Parallel operation

Parallel operation

Cops are detaining cops. Senior police officers who were “all powerful” until Monday evening were all of a sudden rounded up in the middle of the night to join other former all-powerful colleagues behind bars. What is their crime? They are all alleged to have belonged to a grotesque “parallel state structure” or the Fethullah Gülen Islamist brotherhood, or the “Hizmet” (Service) organization.

What did Sun Tzu (544-496 BC) say in his famous “The Art of War?” “If you wait by the river long enough, the bodies of your enemies will float by.”

No… No… I have some people with whom I strongly disagree on some issues, but definitely do not have enemies, and I do not expect to see their bodies float by at all. I just wanted to recall that famous quote from Sun Tzu for those prosecutors and police officers who detained so many people in nighttime operations in more than 56 cities. Similarly, the quote is a reminder for those who were detained.

Knocking on the door of Türkan Saylan, a legendary woman on her death bed, searching through her home and trying to belittle her was very sad. Saylan could not be detained because those that were “all powerful” at that time were scared of the probable public outcry. Yet they were brave enough to snatch the octogenarian İlhan Selçuk, the publisher and chief columnist of daily Cumhuriyet and banish him to prison. To remind those “presently aggrieved” friends, Selçuk was released from prison shortly before he lost his life. Obviously the plush prison conditions were of no good to his frail health.

Is there any reason to celebrate with a revanchist mentality and say: “You deserve worse; see who’s being detained in a midnight operation; see what is being done under detention and what sort of a torture it is to be deprived of all freedoms, headed by being able to see your beloved ones whenever you wish?”

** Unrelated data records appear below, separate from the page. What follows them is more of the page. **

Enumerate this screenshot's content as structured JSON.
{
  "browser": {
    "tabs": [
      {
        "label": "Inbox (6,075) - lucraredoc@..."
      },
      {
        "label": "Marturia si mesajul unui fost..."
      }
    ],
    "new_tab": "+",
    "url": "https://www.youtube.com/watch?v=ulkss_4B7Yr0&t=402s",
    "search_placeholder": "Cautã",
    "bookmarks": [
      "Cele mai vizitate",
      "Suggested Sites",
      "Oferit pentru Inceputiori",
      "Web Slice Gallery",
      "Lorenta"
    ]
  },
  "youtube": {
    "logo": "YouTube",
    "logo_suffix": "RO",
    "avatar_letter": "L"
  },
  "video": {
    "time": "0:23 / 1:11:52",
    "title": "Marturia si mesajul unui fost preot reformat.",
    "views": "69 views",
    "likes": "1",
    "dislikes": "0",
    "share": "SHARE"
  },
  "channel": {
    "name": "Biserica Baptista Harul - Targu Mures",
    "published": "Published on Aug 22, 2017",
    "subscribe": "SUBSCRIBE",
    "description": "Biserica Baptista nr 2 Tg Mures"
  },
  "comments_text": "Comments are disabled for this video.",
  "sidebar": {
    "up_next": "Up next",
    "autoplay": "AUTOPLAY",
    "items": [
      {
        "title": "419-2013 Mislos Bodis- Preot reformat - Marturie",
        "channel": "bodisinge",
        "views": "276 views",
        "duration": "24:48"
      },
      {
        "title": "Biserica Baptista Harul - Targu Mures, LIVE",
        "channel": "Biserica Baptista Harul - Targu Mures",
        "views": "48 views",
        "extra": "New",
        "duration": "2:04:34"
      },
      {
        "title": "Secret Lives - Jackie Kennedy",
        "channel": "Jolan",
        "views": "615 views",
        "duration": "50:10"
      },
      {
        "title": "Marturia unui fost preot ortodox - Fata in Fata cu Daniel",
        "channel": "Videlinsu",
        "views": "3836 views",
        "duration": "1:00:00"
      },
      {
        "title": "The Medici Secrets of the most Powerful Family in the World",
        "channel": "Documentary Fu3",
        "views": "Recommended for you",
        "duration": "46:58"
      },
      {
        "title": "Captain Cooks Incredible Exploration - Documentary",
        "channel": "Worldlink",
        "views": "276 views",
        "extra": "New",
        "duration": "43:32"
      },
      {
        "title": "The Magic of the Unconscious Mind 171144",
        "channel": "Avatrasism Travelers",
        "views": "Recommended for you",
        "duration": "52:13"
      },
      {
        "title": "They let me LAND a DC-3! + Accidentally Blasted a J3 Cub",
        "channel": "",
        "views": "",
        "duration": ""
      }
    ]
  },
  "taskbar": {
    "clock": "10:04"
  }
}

This period of allegiant civil servants must come to an end in Turkey if this country is to proceed toward a healthier democracy. Just lend an ear to the ever-yelling, tall, bold, bald and always-angry prime minister: “My teacher … My policemen … My civil servant … My soldier.” It is as if he owns the country and everyone living in it. It is as if he is the worshipful and sacrosanct son of God, who cannot be criticized at all. No one should blame him for “owning whatever is on and under this country.” He is just coming from an absolute ruler’s dynasty unaware of the tenets of democratic governance, absolutely alien to the notion of pluralism and has no interest in sharing power with anyone, be it the judiciary or the legislature.

Yesterday, some other individual from the primus inter pares was in power, civil servants, including the police, were their servants. What did that former Chief of General Staff say? “The lady prime minister says, we immediately obey and deliver.” Constitutional compatibility, conformity with the notion of law and serving the nation and the state, rather than turning into the serfs of whoever is in power cannot be just described as bootlicking, it is further than that. This is a perennial illness and there appears to be no end to it.

Seeing journalists, for example, succumbing to “delicacies of power” and for the sake of cheap houses from the government’s TOKİ mass housing scheme, free domestic and overseas trips or just to be considered by the day’s all powerful team as “he is our boy” or “girl,” it becomes all the more difficult to maintain optimism that there will eventually be a democratic way out of the current mess.

There ought to be no place in democratic governance for a culture of allegiance or full surrender to the absolute leader. Anyhow, can there be an absolute ruler in a democracy?

Still, I have not given up hope and am still waiting at the side of the river of time to see the bodies of today’s all-powerful float by.